ON THE EFFECT OF AMMONIUM AND LITHIUM IONS UPON FROG NERVE DEPRIVED OF SODIUM

Abstract
An analysis has been made of the effect of ammonium and of lithium ions upon frog nerve deprived of sodium. Ammonium ions cannot substitute for sodium ions and restore the excitability of the nerve fibers; nor can they increase the L fraction of the membrane potential and the efficiency of the nerve reaction. Certain observations, however, indicate that the presence of ammonium ions outside the nerve fibers may delay the development of inexcitability in a sodium-free medium of nerve fibers restored by a moderate amount of sodium ions. Lithium ions can substitute for sodium and restore to nerve fibers of the A and C groups the ability to conduct impulses; the effect upon B fibers has not been investigated.

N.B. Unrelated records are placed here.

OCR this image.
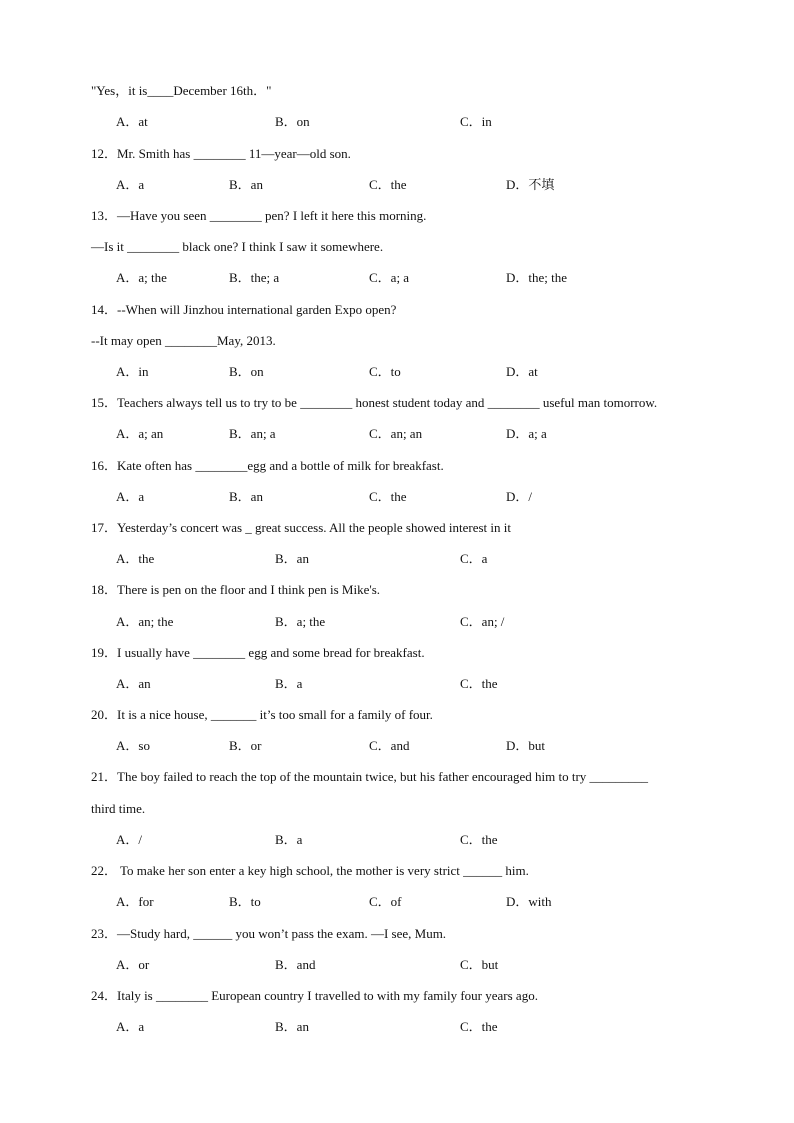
"Yes，it is____December 16th．"
A．at	B．on	C．in
12．Mr. Smith has ________ 11—year—old son.
A．a	B．an	C．the	D．不填
13．—Have you seen ________ pen? I left it here this morning.
—Is it ________ black one? I think I saw it somewhere.
A．a; the	B．the; a	C．a; a	D．the; the
14．--When will Jinzhou international garden Expo open?
--It may open ________May, 2013.
A．in	B．on	C．to	D．at
15．Teachers always tell us to try to be ________ honest student today and ________ useful man tomorrow.
A．a; an	B．an; a	C．an; an	D．a; a
16．Kate often has ________egg and a bottle of milk for breakfast.
A．a	B．an	C．the	D．/
17．Yesterday’s concert was _ great success. All the people showed interest in it
A．the	B．an	C．a
18．There is pen on the floor and I think pen is Mike's.
A．an; the	B．a; the	C．an; /
19．I usually have ________ egg and some bread for breakfast.
A．an	B．a	C．the
20．It is a nice house, _______ it’s too small for a family of four.
A．so	B．or	C．and	D．but
21．The boy failed to reach the top of the mountain twice, but his father encouraged him to try _________
third time.
A．/	B．a	C．the
22． To make her son enter a key high school, the mother is very strict ______ him.
A．for	B．to	C．of	D．with
23．—Study hard, ______ you won’t pass the exam. —I see, Mum.
A．or	B．and	C．but
24．Italy is ________ European country I travelled to with my family four years ago.
A．a	B．an	C．the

Lithium cannot substitute for sodium in the role that sodium plays in the creation of the L fraction and in the establishment of the nerve reaction. In this respect lithium and sodium have opposite effects. This fact establishes an important difference between the two physiological responses that the nerve fibers can produce, the nerve impulse and the nerve reaction. With untreated nerve the depolarization of nerve by lithium ions at high concentrations is preceded by a phase of hyperpolarization; with nerve deprived of sodium the depolarization begins without delay.